The "right to repair" one's vehicle wherever one chooses isn't in the U.S. Constitution or Bill of Rights, but many people in the maintenance and parts business believe it almost should be.
Original-equipment dealers don't agree and have some real-money reasons why certain servicing information should remain proprietary. The issue has a lengthy history, and now there's legislation pending in Congress that would give independent shops what they want.

They want access to information and special tools needed to service and repair modern trucks, said two shop proprietors at the recent Fall Meeting of the Technology & Maintenance Council of the American Trucking Associations. OE truck dealers refuse to provide these, forcing owners to take their vehicles to dealers' shops where they sit in line and charges are often higher.
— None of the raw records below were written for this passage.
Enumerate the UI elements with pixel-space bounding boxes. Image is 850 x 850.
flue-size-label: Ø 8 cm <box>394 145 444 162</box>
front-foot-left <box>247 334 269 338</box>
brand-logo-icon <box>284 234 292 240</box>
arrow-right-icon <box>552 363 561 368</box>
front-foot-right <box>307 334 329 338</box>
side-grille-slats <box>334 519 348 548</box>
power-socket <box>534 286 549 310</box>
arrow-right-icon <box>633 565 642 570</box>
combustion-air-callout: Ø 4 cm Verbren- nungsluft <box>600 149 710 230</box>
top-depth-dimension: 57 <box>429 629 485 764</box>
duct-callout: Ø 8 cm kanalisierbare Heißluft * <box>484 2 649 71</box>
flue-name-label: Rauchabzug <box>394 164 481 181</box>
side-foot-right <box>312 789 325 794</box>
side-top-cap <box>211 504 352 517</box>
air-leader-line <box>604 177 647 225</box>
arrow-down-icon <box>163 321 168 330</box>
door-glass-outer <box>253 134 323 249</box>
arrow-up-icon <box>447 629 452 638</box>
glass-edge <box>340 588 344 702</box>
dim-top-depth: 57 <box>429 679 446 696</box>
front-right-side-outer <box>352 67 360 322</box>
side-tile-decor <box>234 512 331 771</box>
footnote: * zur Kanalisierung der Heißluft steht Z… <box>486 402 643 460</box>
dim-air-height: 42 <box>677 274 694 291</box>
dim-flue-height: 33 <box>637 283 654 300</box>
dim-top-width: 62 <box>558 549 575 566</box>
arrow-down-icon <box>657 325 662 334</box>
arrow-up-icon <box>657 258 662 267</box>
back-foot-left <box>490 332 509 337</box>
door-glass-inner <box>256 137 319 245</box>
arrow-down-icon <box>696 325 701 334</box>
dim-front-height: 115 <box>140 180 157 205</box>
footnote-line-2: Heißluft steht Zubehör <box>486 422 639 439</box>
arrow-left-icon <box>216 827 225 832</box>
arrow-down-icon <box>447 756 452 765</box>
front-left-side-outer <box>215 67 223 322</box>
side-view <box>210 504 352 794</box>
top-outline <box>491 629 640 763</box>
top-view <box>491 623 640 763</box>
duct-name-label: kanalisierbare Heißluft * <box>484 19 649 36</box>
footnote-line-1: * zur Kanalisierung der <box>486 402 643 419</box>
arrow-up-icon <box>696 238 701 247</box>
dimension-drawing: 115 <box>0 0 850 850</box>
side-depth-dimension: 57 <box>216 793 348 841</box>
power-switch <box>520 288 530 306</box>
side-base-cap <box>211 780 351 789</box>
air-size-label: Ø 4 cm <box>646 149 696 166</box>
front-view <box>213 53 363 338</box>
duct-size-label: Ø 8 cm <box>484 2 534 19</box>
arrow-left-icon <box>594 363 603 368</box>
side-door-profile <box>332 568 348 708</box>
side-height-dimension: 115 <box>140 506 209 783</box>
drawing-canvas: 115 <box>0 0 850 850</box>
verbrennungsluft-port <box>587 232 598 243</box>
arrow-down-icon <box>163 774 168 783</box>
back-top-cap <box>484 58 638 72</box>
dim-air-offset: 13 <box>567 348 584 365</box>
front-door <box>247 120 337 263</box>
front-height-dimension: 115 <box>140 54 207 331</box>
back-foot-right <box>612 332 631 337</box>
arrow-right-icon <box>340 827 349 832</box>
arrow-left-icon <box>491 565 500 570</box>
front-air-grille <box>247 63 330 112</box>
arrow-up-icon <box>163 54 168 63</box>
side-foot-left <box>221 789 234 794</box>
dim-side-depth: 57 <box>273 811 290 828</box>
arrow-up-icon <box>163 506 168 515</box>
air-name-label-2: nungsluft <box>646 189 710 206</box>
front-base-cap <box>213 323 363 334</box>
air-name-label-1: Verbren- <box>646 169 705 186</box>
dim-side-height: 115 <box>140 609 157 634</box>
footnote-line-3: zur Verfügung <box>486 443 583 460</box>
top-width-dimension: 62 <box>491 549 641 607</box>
This is a monopoly and it ought to be illegal, the independents said. House Resolution 2057 would make it so, said the two shop owners, Marc Karon, president of Total Truck Parts, with several facilities in Florida, and Dave Scheer, president of Inland Truck Parts, with 27 locations in the central U.S.

OE dealers don't have the capacity to handle all repairs of late-model trucks, so they concentrate on warranty fixes and more routine work waits, Karon charged. The nature of OE franchising means there is only one dealer in a given geographic area, so customers are forced to use it. An industry agreement forged in 2001 allows for arbitrating disputes, but it requires face-to-face negotiations among lawyers who must travel to Loudon County, Va., for meetings.

HR 2057 Opposition

The service industry would prefer a more effective industry solution, maybe through TMC, to government intervention, Karon said. But opposition from dealers and truck OE manufacturers might make passage of HR 2057 necessary. It has several sponsors in the House of Representatives but faces an uncertain future. A similar bill was considered in the Senate nine years ago but died.

Like Karon's company, Scheer's has trained, certified technicians and large stocks of parts and the tools to install them, Sheer said. But his people are hobbled when they encounter diagnostic fault codes that they cannot decipher or can't get specialty tools. On several occasions mechanics needed only vehicle wiring diagrams to repair a truck or install new equipment, but the local dealers refused to provide them. So the trucks had to be sent to their shops for work involving the wiring system, then returned to an Inland shop where the work was completed.

"I'll pay a fair market price for this information," Scheer said. "I don't want design information and proprietary knowledge. These restrictions are artificial and are not free enterprise... Let the market decide" who should repair motor vehicles.

The OE Side

There are legal and competitive reasons for dealers guarding information about the trucks they sell, said Gerald Chunn of the Lone Star Truck Group, a Freightliner and Western Star dealer with facilities in Texas, Louisiana and New Mexico. An OE dealer has to meet expensive requirements that independent shops don't, he said, so deserve special protection. Selling trucks in this economy has become unprofitable, but franchise laws in Texas require that dealers take trade-ins, even if they lose money on them.

The OEM requires dealers to invest millions of dollars in facilities, parts and tools and assumes the dealer can pay for them. Some parts are never sold and some tools are never used, but the OEM insists that dealers buy them on the chance that they will be, Chunn said. Meanwhile, the OE invests hundreds of millions of dollars a year developing new trucks and systems to make them more efficient and keep them legal, and wants to be sure the vehicles are properly maintained. Dealers provide a nationwide network that over-the-road users can use, and they back each others' work.

Getting Information

"Independent shops bring no new products to market, they don't sell trucks, and they stock few of the parts I must," Chunn said. As to information needed to work on a truck, "If an '88 Mack comes into my shop in New Mexico, I can find 99 percent of the information I need to work on that Mack on the Internet," so independent shops should try harder to obtain what they need on the Net. To fleet managers in the audience, Chunn said, "You as customers can get 100 percent of the information you need for your trucks from OE repair shops."

In the case of those trucks Scheer talked about - the ones whose wiring diagrams were unobtainable to his mechanics - could the trucks' owners have gotten the diagrams from dealers, then turned them over to Sheer's people? "Absolutely," Chunn said. "'Give me your fax number - I'll send it right over.'" Did Sheer's people ask the trucks' owners to do that? "I don't know," Sheer answered, but suggested that would've been awkward.

A Balance

But increasingly complex vehicles and OEMs' swing to use of proprietary components makes the situation more serious, said Darry Stuart, a fleet consultant and former TMC general chairman, during a question-and-answer session. Information becomes more specialized, and only OE dealers have direct access to it. Independent technicians can't rely on their years of experience to sort out problems.

"We're trapped by technology and vertical integration," Stuart declared. "It's changing so fast that experience doesn't prevail anymore... There has to be a balance."

Updated 9/29/09 to correct the spelling of Gerald Chunn's name and to clarify the lead sentence.